Preventing implicit FLR when using sys-usb + USB keyboard

Churros · August 31, 2024, 1:49pm

I have a question, which is, what is the recommended way to prevent FLRs from being sent during early boot to USB controllers? (emphasis because USB controllers are treated differently at boot when using sys-usb - details below)

I should add: Qubes 4.2; functional USB keyboard and USB boot on a different controller on a different bus and iommu group. They’re not the cause, but their presence complicates some solutions. 3 of 5 USB controllers work fine in sys-usb. And spoiler, I have a workaround, inspired by this proxmox post. Also, the issue with the controllers is not caused by IOMMU groups that I could tell, I checked into that already

The Problem

I have two misbehaving onboard PCI USB controllers that are not amenable to FLR, despite advertising the capability

Once FLR is received, the controller goes into a bad state that can’t be recovered from without a host reboot.

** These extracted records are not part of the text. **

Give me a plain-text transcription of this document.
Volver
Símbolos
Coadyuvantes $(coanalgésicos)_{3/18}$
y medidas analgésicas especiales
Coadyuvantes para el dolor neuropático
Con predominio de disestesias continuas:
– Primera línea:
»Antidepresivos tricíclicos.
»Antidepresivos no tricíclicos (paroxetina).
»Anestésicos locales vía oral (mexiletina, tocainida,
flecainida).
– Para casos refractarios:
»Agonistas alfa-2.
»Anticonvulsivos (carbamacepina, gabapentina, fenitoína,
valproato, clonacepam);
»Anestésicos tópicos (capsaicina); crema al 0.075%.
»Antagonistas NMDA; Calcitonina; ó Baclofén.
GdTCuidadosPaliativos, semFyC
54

Unbind, reset, assigning to pci-stub, pciback, etc. didn’t seem to help get it back into a working state

Summary

Maybe a bus-level reset would work, but I’m not sure of that, and would like to avoid it. There’s no need for a reset in my case, I’m not worried about the window of time between boot and assignment to pciback/xhci_pci and startup of sys-usb

Ditto with reset via the bridge using setpci, as mentioned here

Sending FLR to try to restore functionality obviously doesn’t help, and though I can bind it to the pciback driver when in the bad state, lspci shows output suggestive of a corrupt state. More importantly, starting a VM with it attached causes libvirt to choke when it sees the data that I see plainly in lspci

I can add the exact error later from libvirt and the output from lspci, though I don’t know that I want to go back down the rabbit-hole of finding and solving the low-level quirks at the root of the issue

Edit: The error is the same as mentioned here, invalid PCI header ‘127’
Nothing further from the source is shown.